Bug 746799

Summary: New rhui-manager screen to regenerate the identity certificate
Product: Red Hat Update Infrastructure for Cloud Providers Reporter: James Slagle <jslagle>
Component: CDSAssignee: Lana Brindley <lbrindle>
Status: CLOSED CURRENTRELEASE QA Contact: wes hayutin <whayutin>
Severity: unspecified Docs Contact:
Priority: unspecified    
Version: 2.0.1CC: kbidarka, mhideo, sghai
Target Milestone: ---   
Target Release: ---   
Hardware: Unspecified   
OS: Unspecified   
Whiteboard:
Fixed In Version: Doc Type: Bug Fix
Doc Text:
Story Points: ---
Clone Of: Environment:
Last Closed: 2011-10-30 19:04:57 UTC Type: ---
Regression: --- Mount Type: ---
Documentation: --- CRM:
Verified Versions: Category: ---
oVirt Team: --- RHEL 7.3 requirements from Atomic Host:
Cloudforms Team: --- Target Upstream Version:

Description James Slagle 2011-10-17 19:47:28 UTC 
There is a new screen in rhui-manager used to regenerate the identity certificate.  The identity certificate will need to be regenerated if it ever expires.  Starting with 2.0.1, the user is prompted for how many days the certificate will be valid for, with a default of 3650.  However, with 2.0, it was hardcoded to expire after 365 days.

From the home rhui-manager menu, there's a new option for this new screen:
   i   manage identity certificate

Pressing 'i' takes you to the new screen:

------------------------------------------------------------------------------
             -= Red Hat Update Infrastructure Management Tool =-


-= Identity Certificate Management =-

   g   generate a new identity certificate

                          Connected: ec2-107-20-207-64.compute-1.amazonaws.com
------------------------------------------------------------------------------

Pressing 'g' (the only option):

rhui (identity) => g

Generating a new RHUI identity certificate will replace 
the one currently stored at /etc/pki/rhui/identity.crt.  Proceed? [y/n]: y

Enter the number of days the RHUI identity certificate will be valid.  
If the identity certificate ever expires, it will need to be 
regenerated using rhui-manager [Default: 3650]: 
...............+++
.........+++
Successfully regenerated RHUI Identity certificate

------------------------------------------------------------------------------
Comment 1 wes hayutin 2011-10-17 20:01:40 UTC 
set tracker bug. 746803
Comment 3 Lana Brindley 2011-10-24 02:56:12 UTC 
New chapter added, please review on the stage.

Revision 2-13.

LKB
Comment 4 Sachin Ghai 2011-10-24 11:59:22 UTC 
Verified at stage with following link:
http://documentation-stage.bne.redhat.com/docs/en-US/Red_Hat_Update_Infrastructure/2.0/html/Installation_Guide/chap-Installation_Guide-Identity_Certificates.html

Under "Procedure 9.1. Generate a New Identity Certificate" ==> step4

>> The new identity certificate will be created.
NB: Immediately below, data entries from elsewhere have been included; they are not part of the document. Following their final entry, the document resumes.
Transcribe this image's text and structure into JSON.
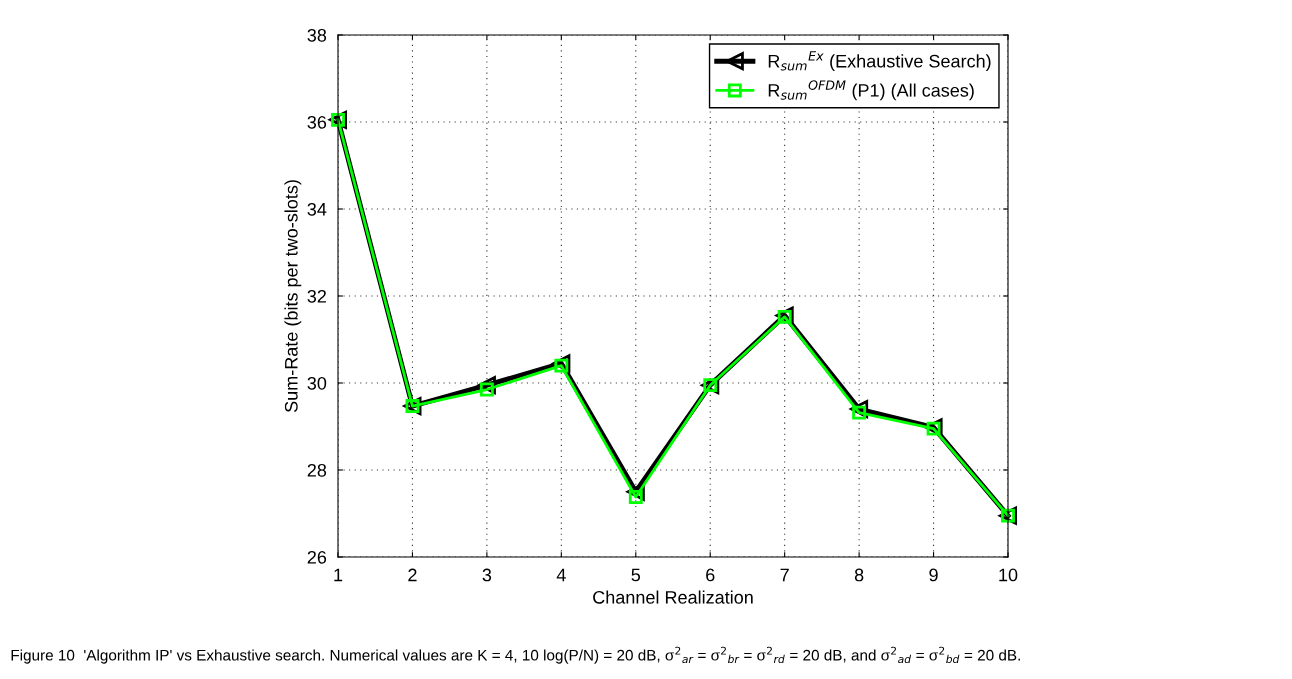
{
  "chart_data": {
    "type": "line",
    "xlabel": "Channel Realization",
    "ylabel": "Sum-Rate (bits per two-slots)",
    "x": [
      1,
      2,
      3,
      4,
      5,
      6,
      7,
      8,
      9,
      10
    ],
    "series": [
      {
        "name": "R$_{sum}$$^{Ex}$ (Exhaustive Search)",
        "color": "#000000",
        "marker": "triangle",
        "values": [
          36.05,
          29.47,
          29.95,
          30.45,
          27.5,
          29.95,
          31.55,
          29.4,
          28.98,
          26.95
        ]
      },
      {
        "name": "R$_{sum}$$^{OFDM}$ (P1) (All cases)",
        "color": "#00ff00",
        "marker": "square",
        "values": [
          36.05,
          29.47,
          29.85,
          30.4,
          27.38,
          29.95,
          31.52,
          29.32,
          28.95,
          26.95
        ]
      }
    ],
    "xlim": [
      1,
      10
    ],
    "xticks": [
      1,
      2,
      3,
      4,
      5,
      6,
      7,
      8,
      9,
      10
    ],
    "ylim": [
      26,
      38
    ],
    "yticks": [
      26,
      28,
      30,
      32,
      34,
      36,
      38
    ],
    "grid": true,
    "legend": "top right",
    "line_style": "solid",
    "annotations": [
      "Figure 10  'Algorithm IP' vs Exhaustive search. Numerical values are K = 4, 10 log(P/N) = 20 dB, σ$^{2}$$_{ar}$ = σ$^{2}$$_{br}$ = σ$^{2}$$_{rd}$ = 20 dB, and σ$^{2}$$_{ad}$ = σ$^{2}$$_{bd}$ = 20 dB."
    ]
  }
}
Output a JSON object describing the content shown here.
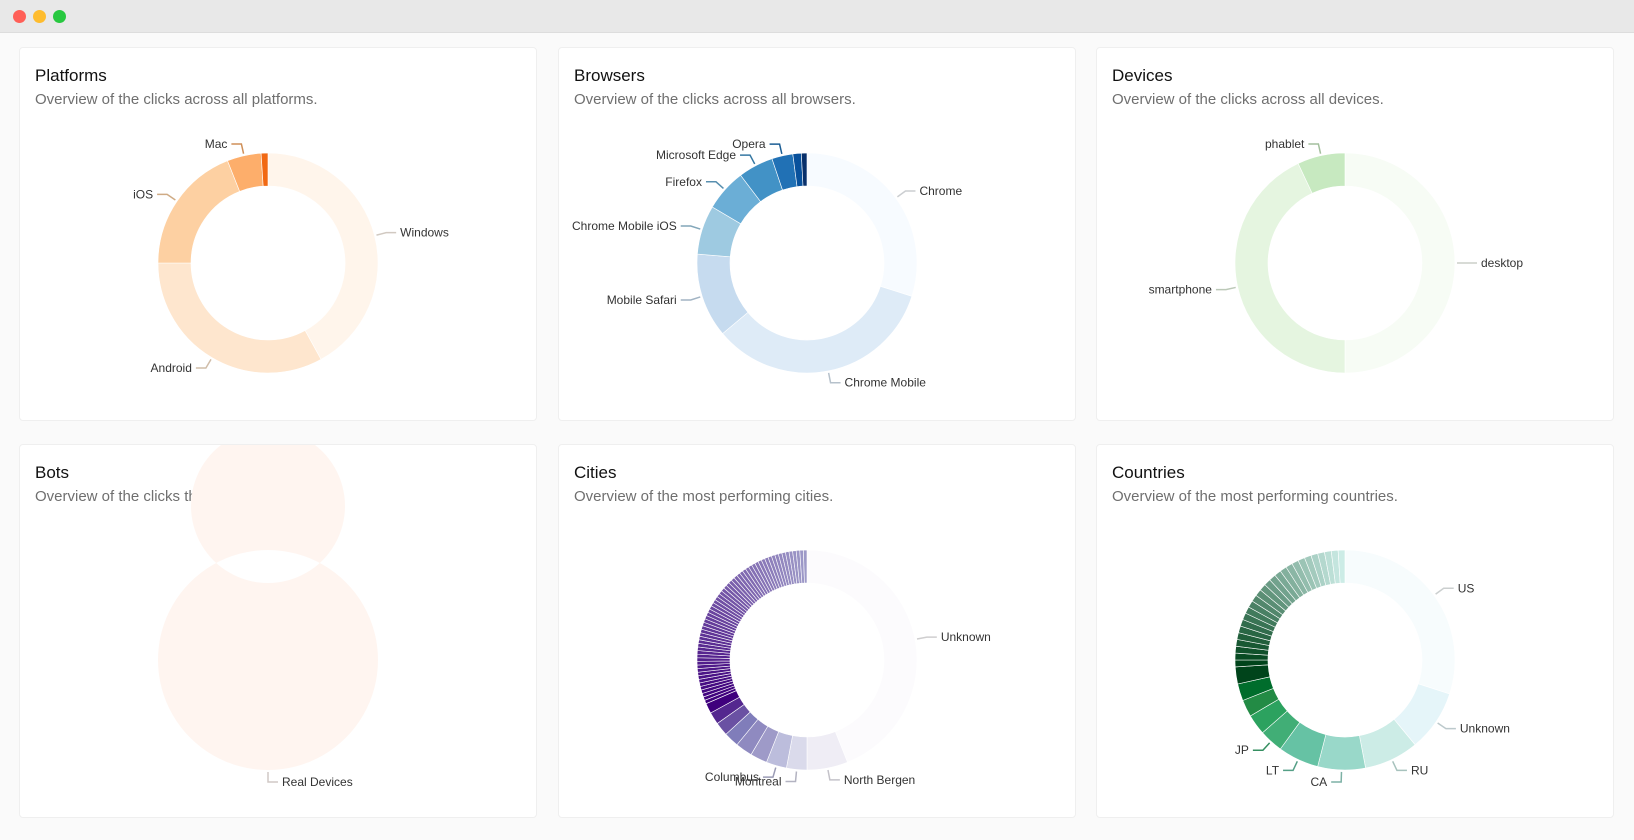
{
  "cards": [
    {
      "title": "Platforms",
      "subtitle": "Overview of the clicks across all platforms.",
      "chart_data": {
        "type": "pie",
        "donut": true,
        "slices": [
          {
            "label": "Windows",
            "value": 42,
            "color": "#fff5eb"
          },
          {
            "label": "Android",
            "value": 33,
            "color": "#fee6ce"
          },
          {
            "label": "iOS",
            "value": 19,
            "color": "#fdd0a2"
          },
          {
            "label": "Mac",
            "value": 5,
            "color": "#fdae6b"
          },
          {
            "label": "",
            "value": 1,
            "color": "#f16913"
          }
        ]
      }
    },
    {
      "title": "Browsers",
      "subtitle": "Overview of the clicks across all browsers.",
      "chart_data": {
        "type": "pie",
        "donut": true,
        "slices": [
          {
            "label": "Chrome",
            "value": 29,
            "color": "#f7fbff"
          },
          {
            "label": "Chrome Mobile",
            "value": 33,
            "color": "#deebf7"
          },
          {
            "label": "Mobile Safari",
            "value": 12,
            "color": "#c6dbef"
          },
          {
            "label": "Chrome Mobile iOS",
            "value": 7,
            "color": "#9ecae1"
          },
          {
            "label": "Firefox",
            "value": 6,
            "color": "#6baed6"
          },
          {
            "label": "Microsoft Edge",
            "value": 5,
            "color": "#4292c6"
          },
          {
            "label": "Opera",
            "value": 3,
            "color": "#2171b5"
          },
          {
            "label": "",
            "value": 1.2,
            "color": "#08519c"
          },
          {
            "label": "",
            "value": 0.8,
            "color": "#08306b"
          }
        ]
      }
    },
    {
      "title": "Devices",
      "subtitle": "Overview of the clicks across all devices.",
      "chart_data": {
        "type": "pie",
        "donut": true,
        "slices": [
          {
            "label": "desktop",
            "value": 50,
            "color": "#f7fcf5"
          },
          {
            "label": "smartphone",
            "value": 43,
            "color": "#e5f5e0"
          },
          {
            "label": "phablet",
            "value": 7,
            "color": "#c7e9c0"
          }
        ]
      }
    },
    {
      "title": "Bots",
      "subtitle": "Overview of the clicks that derived from bots.",
      "chart_data": {
        "type": "pie",
        "donut": true,
        "slices": [
          {
            "label": "Real Devices",
            "value": 100,
            "color": "#fff5f0"
          }
        ]
      }
    },
    {
      "title": "Cities",
      "subtitle": "Overview of the most performing cities.",
      "chart_data": {
        "type": "pie",
        "donut": true,
        "slices": [
          {
            "label": "Unknown",
            "value": 44,
            "color": "#fcfbfd"
          },
          {
            "label": "North Bergen",
            "value": 6,
            "color": "#efedf5"
          },
          {
            "label": "Montreal",
            "value": 3,
            "color": "#dadaeb"
          },
          {
            "label": "Columbus",
            "value": 3,
            "color": "#bcbddc"
          },
          {
            "label": "",
            "value": 2.5,
            "color": "#9e9ac8"
          },
          {
            "label": "",
            "value": 2.5,
            "color": "#8f8ac0"
          },
          {
            "label": "",
            "value": 2.2,
            "color": "#807dba"
          },
          {
            "label": "",
            "value": 2,
            "color": "#6a51a3"
          },
          {
            "label": "",
            "value": 1.8,
            "color": "#54278f"
          },
          {
            "label": "",
            "value": 1.5,
            "color": "#3f007d"
          }
        ],
        "tail": {
          "count": 60,
          "value": 0.525,
          "colors": [
            "#3f007d",
            "#9e9ac8"
          ]
        }
      }
    },
    {
      "title": "Countries",
      "subtitle": "Overview of the most performing countries.",
      "chart_data": {
        "type": "pie",
        "donut": true,
        "slices": [
          {
            "label": "US",
            "value": 30,
            "color": "#f7fcfd"
          },
          {
            "label": "Unknown",
            "value": 9,
            "color": "#e5f5f9"
          },
          {
            "label": "RU",
            "value": 8,
            "color": "#ccece6"
          },
          {
            "label": "CA",
            "value": 7,
            "color": "#99d8c9"
          },
          {
            "label": "LT",
            "value": 6,
            "color": "#66c2a4"
          },
          {
            "label": "JP",
            "value": 3.5,
            "color": "#41ae76"
          },
          {
            "label": "",
            "value": 3,
            "color": "#2ca25f"
          },
          {
            "label": "",
            "value": 2.5,
            "color": "#238b45"
          },
          {
            "label": "",
            "value": 2.5,
            "color": "#006d2c"
          },
          {
            "label": "",
            "value": 2.5,
            "color": "#00441b"
          }
        ],
        "tail": {
          "count": 26,
          "value": 1.0,
          "colors": [
            "#00441b",
            "#ccece6"
          ]
        }
      }
    }
  ]
}
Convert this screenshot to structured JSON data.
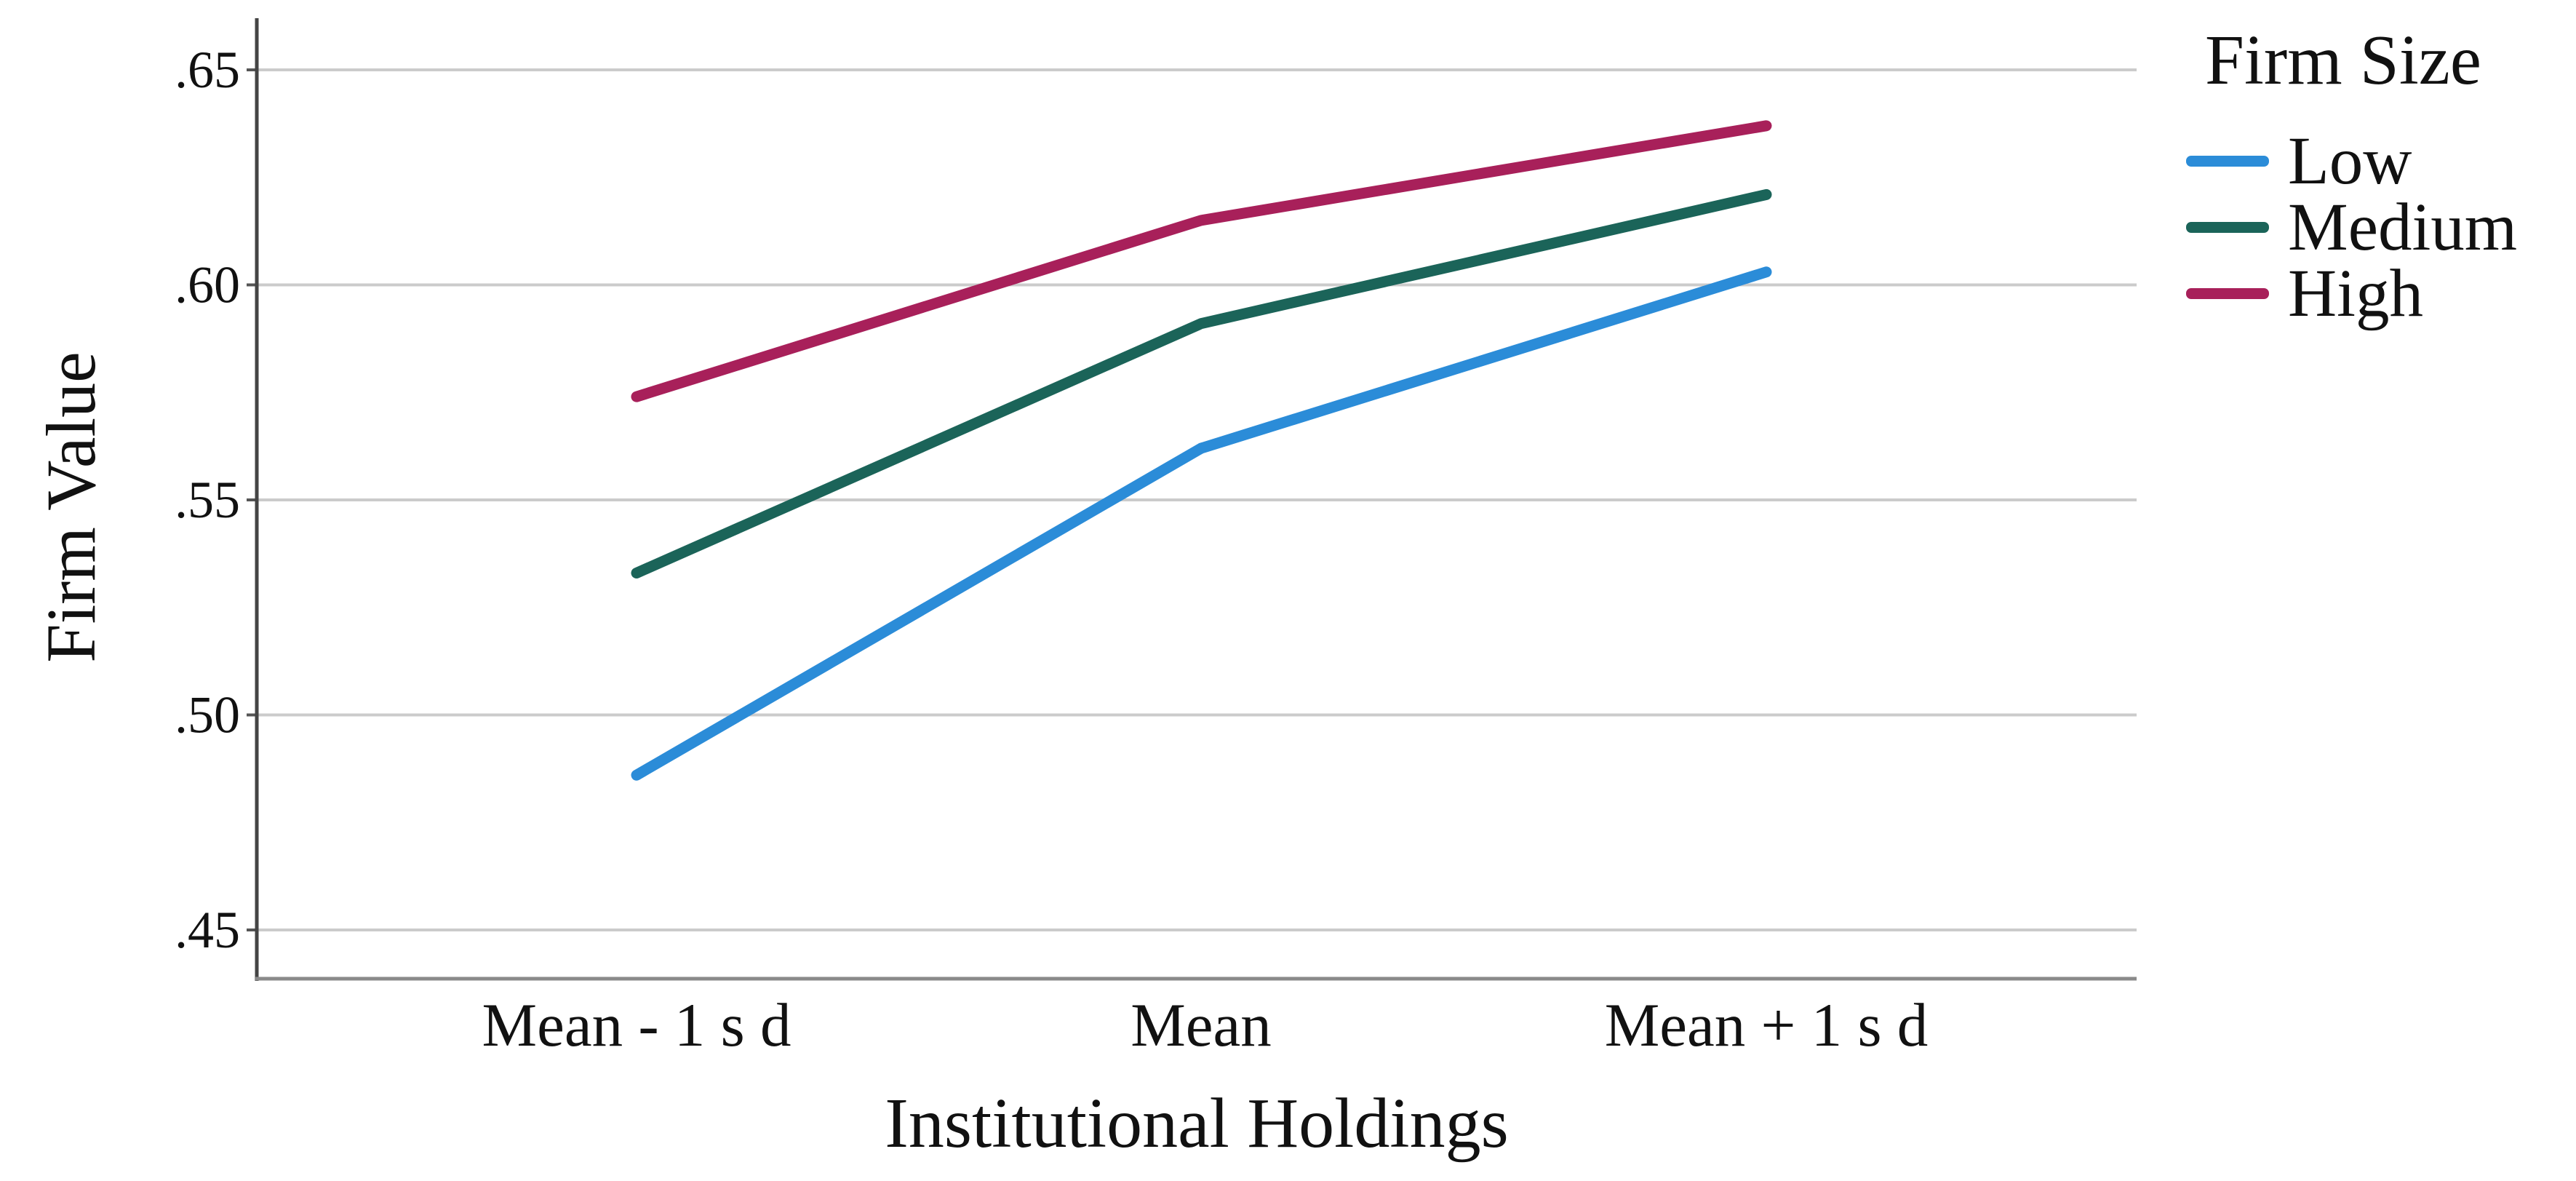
{
  "chart_data": {
    "type": "line",
    "title": "",
    "categories": [
      "Mean - 1 s d",
      "Mean",
      "Mean + 1 s d"
    ],
    "series": [
      {
        "name": "Low",
        "values": [
          0.486,
          0.562,
          0.603
        ],
        "color": "#2b8cd8"
      },
      {
        "name": "Medium",
        "values": [
          0.533,
          0.591,
          0.621
        ],
        "color": "#1b6459"
      },
      {
        "name": "High",
        "values": [
          0.574,
          0.615,
          0.637
        ],
        "color": "#a8205a"
      }
    ],
    "xlabel": "Institutional Holdings",
    "ylabel": "Firm Value",
    "yticks": [
      {
        "label": ".45",
        "value": 0.45
      },
      {
        "label": ".50",
        "value": 0.5
      },
      {
        "label": ".55",
        "value": 0.55
      },
      {
        "label": ".60",
        "value": 0.6
      },
      {
        "label": ".65",
        "value": 0.65
      }
    ],
    "ylim": [
      0.439,
      0.662
    ],
    "grid": true,
    "legend": {
      "title": "Firm Size",
      "position": "right-top"
    }
  },
  "colors": {
    "gridline": "#cbcbcb",
    "y_axis": "#444444",
    "x_axis": "#8a8a8a",
    "tick": "#555555",
    "text": "#111111"
  }
}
You should restart the service >> to pick up the changes: 

I'm not sure if we need to restart any service to pick up the changes. if it is not required then we need to remove this statement.

James, could you please help to clarify this ?
Comment 5 James Slagle 2011-10-25 12:39:45 UTC 
It's fine telling them to restart services.  It's probably not strictly required at this point, but it's not going to hurt anything.